The bronze horse tumbled out of his grasp and onto the floor with a heavy clang, but Charles barely noticed. He was lost in a world of pain. The burden being too great for him to bear, his spindly legs – which had been plagued by rickets throughout his childhood – suddenly gave out beneath him, and the young prince now found himself upon the polished dark wooden floor. He turned, and clung now onto the opulent bedsheets beside him, clutching the costly fabric in tight, angry fists; his mouth open and contorted in silent misery.
“It should have been me that died, not him!” he cried out suddenly, his slender form heaving now with his great sobs. All of his suppressed frustrations and sadness burst out of him as his tears flowed. He looked up at the painted ceiling in his chamber and shook one fist angrily at God, “I should have died! Not him!”
He had ever been the runt of the family, the insignificant one, the disappointment. He turned his anguished look to the bronze horse once more and reached out for it. He clutched it tightly against his breast, remembering how it had been one of over a dozen such statuettes Henry had received that year from Florence. The dead prince was in the midst of negotiations to be married to Caterina de’ Medici, but he would be no lady’s bridegroom now; and there would be no alliance between England and that powerful Florentine family.
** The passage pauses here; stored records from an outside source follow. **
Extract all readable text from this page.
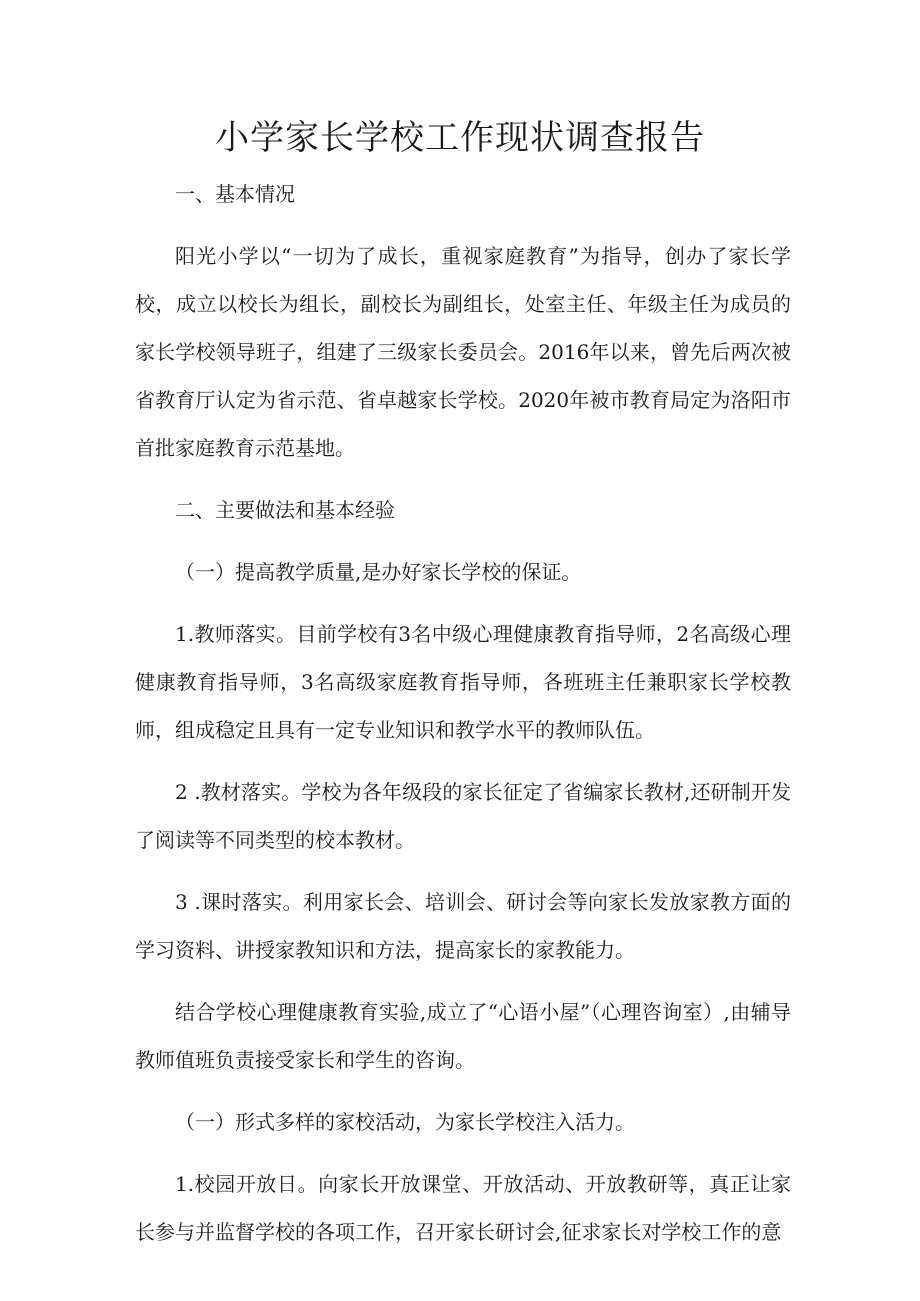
小学家长学校工作现状调查报告

一、基本情况

阳光小学以“一切为了成长，重视家庭教育”为指导，创办了家长学校，成立以校长为组长，副校长为副组长，处室主任、年级主任为成员的家长学校领导班子，组建了三级家长委员会。2016年以来，曾先后两次被省教育厅认定为省示范、省卓越家长学校。2020年被市教育局定为洛阳市首批家庭教育示范基地。

二、主要做法和基本经验

（一）提高教学质量,是办好家长学校的保证。

1.教师落实。目前学校有3名中级心理健康教育指导师，2名高级心理健康教育指导师，3名高级家庭教育指导师，各班班主任兼职家长学校教师，组成稳定且具有一定专业知识和教学水平的教师队伍。

2 .教材落实。学校为各年级段的家长征定了省编家长教材,还研制开发了阅读等不同类型的校本教材。

3 .课时落实。利用家长会、培训会、研讨会等向家长发放家教方面的学习资料、讲授家教知识和方法，提高家长的家教能力。

结合学校心理健康教育实验,成立了“心语小屋”（心理咨询室）,由辅导教师值班负责接受家长和学生的咨询。

（一）形式多样的家校活动，为家长学校注入活力。

1.校园开放日。向家长开放课堂、开放活动、开放教研等，真正让家长参与并监督学校的各项工作，召开家长研讨会,征求家长对学校工作的意
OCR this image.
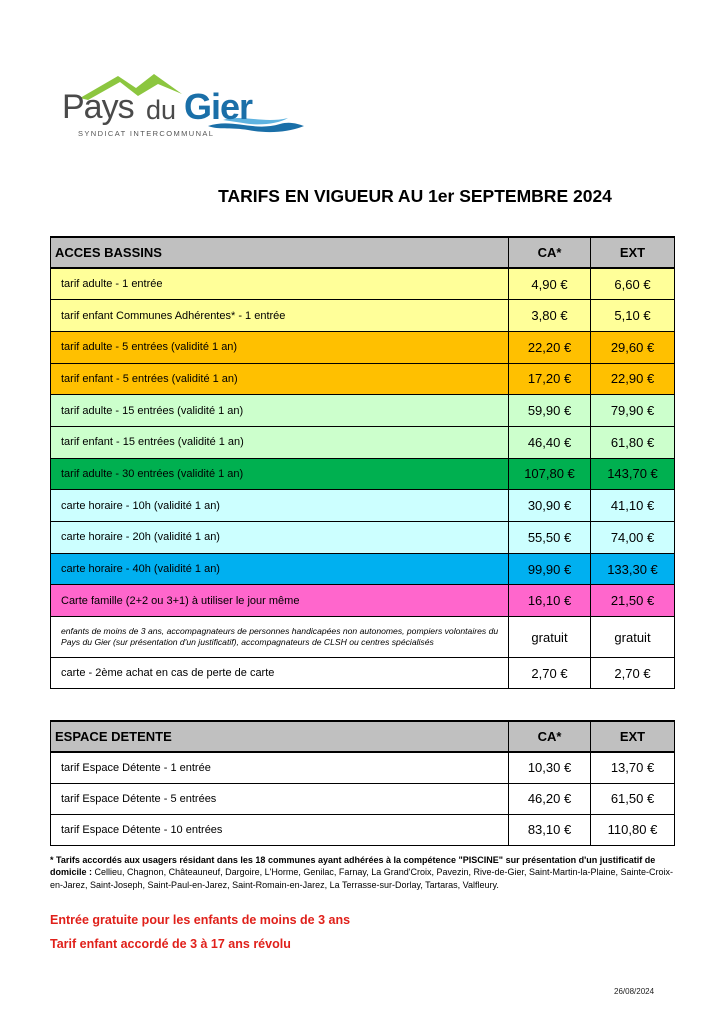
Pays du Gier
SYNDICAT INTERCOMMUNAL
TARIFS EN VIGUEUR AU 1er SEPTEMBRE 2024
ACCES BASSINS	CA*	EXT
tarif adulte - 1 entrée	4,90 €	6,60 €
tarif enfant Communes Adhérentes* - 1 entrée	3,80 €	5,10 €
tarif adulte - 5 entrées (validité 1 an)	22,20 €	29,60 €
tarif enfant - 5 entrées (validité 1 an)	17,20 €	22,90 €
tarif adulte - 15 entrées (validité 1 an)	59,90 €	79,90 €
tarif enfant - 15 entrées (validité 1 an)	46,40 €	61,80 €
tarif adulte - 30 entrées (validité 1 an)	107,80 €	143,70 €
carte horaire - 10h (validité 1 an)	30,90 €	41,10 €
carte horaire - 20h (validité 1 an)	55,50 €	74,00 €
carte horaire - 40h (validité 1 an)	99,90 €	133,30 €
Carte famille (2+2 ou 3+1) à utiliser le jour même	16,10 €	21,50 €
enfants de moins de 3 ans, accompagnateurs de personnes handicapées non autonomes, pompiers volontaires du Pays du Gier (sur présentation d'un justificatif), accompagnateurs de CLSH ou centres spécialisés	gratuit	gratuit
carte - 2ème achat en cas de perte de carte	2,70 €	2,70 €
ESPACE DETENTE	CA*	EXT
tarif Espace Détente - 1 entrée	10,30 €	13,70 €
tarif Espace Détente - 5 entrées	46,20 €	61,50 €
tarif Espace Détente - 10 entrées	83,10 €	110,80 €
* Tarifs accordés aux usagers résidant dans les 18 communes ayant adhérées à la compétence "PISCINE" sur présentation d'un justificatif de domicile : Cellieu, Chagnon, Châteauneuf, Dargoire, L'Horme, Genilac, Farnay, La Grand'Croix, Pavezin, Rive-de-Gier, Saint-Martin-la-Plaine, Sainte-Croix-en-Jarez, Saint-Joseph, Saint-Paul-en-Jarez, Saint-Romain-en-Jarez, La Terrasse-sur-Dorlay, Tartaras, Valfleury.
Entrée gratuite pour les enfants de moins de 3 ans
Tarif enfant accordé de 3 à 17 ans révolu
26/08/2024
At length, his features returned to their natural positions on his face. He blinked a few times, the remnants of his tears dropping from his dark blue eyes, staining the rich cream of his doublet. He ran his hand across his face, wiping the damp chestnut tresses from his now-ruddy cheeks and forehead. His reaction to his brother’s death had been violent, but now that he had expelled that mass of feeling from within his breast, he remembered more. He recalled the feelings of jealousy, of envy, and the multitude of painful humiliations he had endured for being so decidedly average in comparison with the perfect Henry Stuart.
The old gnawing resentment bubbled up within him, tempered by the innate love he bore for his deceased sibling. “Good brother, love me, and I shall ever love you and serve you,” Charles had declared once in a letter to his brother.
He sat upon the floor, and his eyes fell upon his rickety legs, encased in white hose, and he remembered Henry’s taunts about them. He hadn’t been malicious, for it had been done in good-natured jest, but the words stung then and continued to sting him.
When Henry was alive, the future looked as bright and golden as the prince himself; but Charles shuddered as he was filled once more with that terrible presentiment – a future of blood and war and death. Charles slumped down further against the bed, his mind a scattered mess of memories, his heart overflowing with grief.
Truly moving and beautifully written. The death of Henry Stuart was a pivotal moment in English history.
Very touching, Andrea. My admiration for the young Charles grows whenever I think of all the things he over-came. Life in the time of plague, typhoid, smallpox, and filth was filled with heartbreak — and his father folded under the weight leaving Charles to represent the family. It was Charles who should have had the breakdown!
Lovely story, Andrea… I wonder how different the course of history would have been if Henry had lived?
And then his sister Elizabeth left to live with her new husband, the Elector Palatine. So he lost not only his brother, but in a way, his sister too. As a young man, his father would refer to him as “Baby Charles”.
Huge set of mixed emotions wonderfully packed in just a few delicately written paragraphs!